Seit Präsident Xi Jinping auf der Generalversammlung der Vereinten Nationen im September 2020 verkündet hat, dass China bis 2060 CO2-neutral werden und seinen „Carbon Peak“ bis 2030 erreichen will, ist klar, dass sich China auch international für Klimaziele einsetzt und einen konkreten Beitrag leisten will. Im Vergleich dazu haben die EU und die USA angekündigt, bis 2050 klimaneutral zu werden, und haben ihren „Carbon Peak“ bereits 1990 (EU) und 2007 (USA) erreicht. China will innerhalb von 30 Jahren CO2-neutral werden, während die anderen Hauptemittenten 50-60 Jahre brauchen, die sich in einem ganz anderen Entwicklungsstadium befinden. Chinas Beitrag ist also bereits ehrgeizig, aber es könnte und muss seinen Beitrag mit Blick auf das 1,5-Grad-Ziel noch nach oben schrauben. Die große Frage bleibt: bei welchem CO2-Gehalt wird China seinen „Carbon Peak“ erreichen? Das wird im Kampf gegen den globalen Klimawandel und bei der Frage, ab welchem Grad wir die globale Erwärmung stoppen können, von entscheidender Bedeutung sein.

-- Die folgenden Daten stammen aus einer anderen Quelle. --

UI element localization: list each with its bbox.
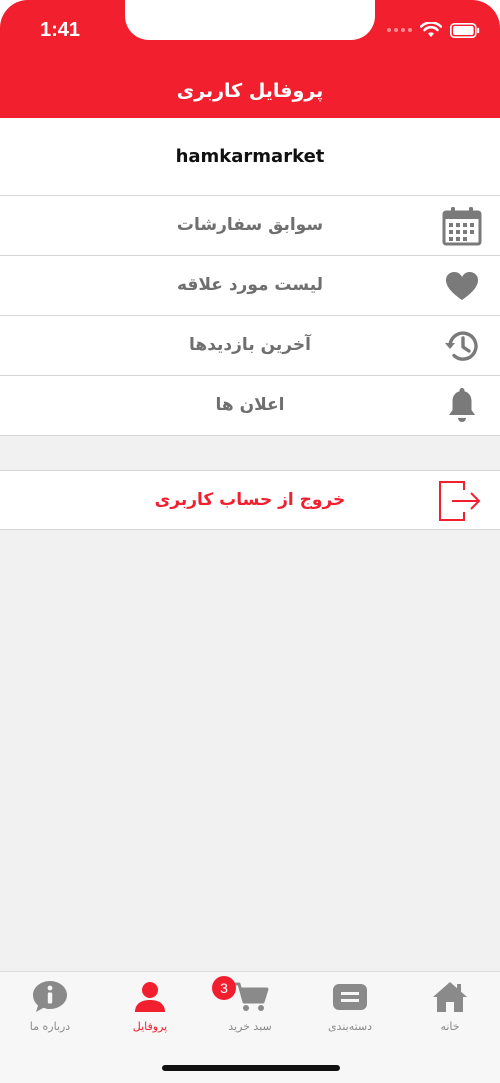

Wie sehen Sie Europas Abhängigkeit von China insbesondere bei Grünen Technologien und wie könnte Europa seine Bezugsquellen in diesem Bereich sinnvoll diversifizieren?
Europas Lieferketten-Abhängigkeit von China liegt vor allem in der Photovoltaik- und der Wind-Branche, von deren Verfügbarkeit das Tempo unserer grünen Transformation abhängt. Diese Abhängigkeit ist äußerst kritisch zu sehen. Es sind vor allem die Lieferketten der Vorprodukte, bei denen China seine Größenvorteile und günstige Energie- und Arbeitskosten zu seinem wirtschaftlichen und geopolitischen Vorteil nutzt.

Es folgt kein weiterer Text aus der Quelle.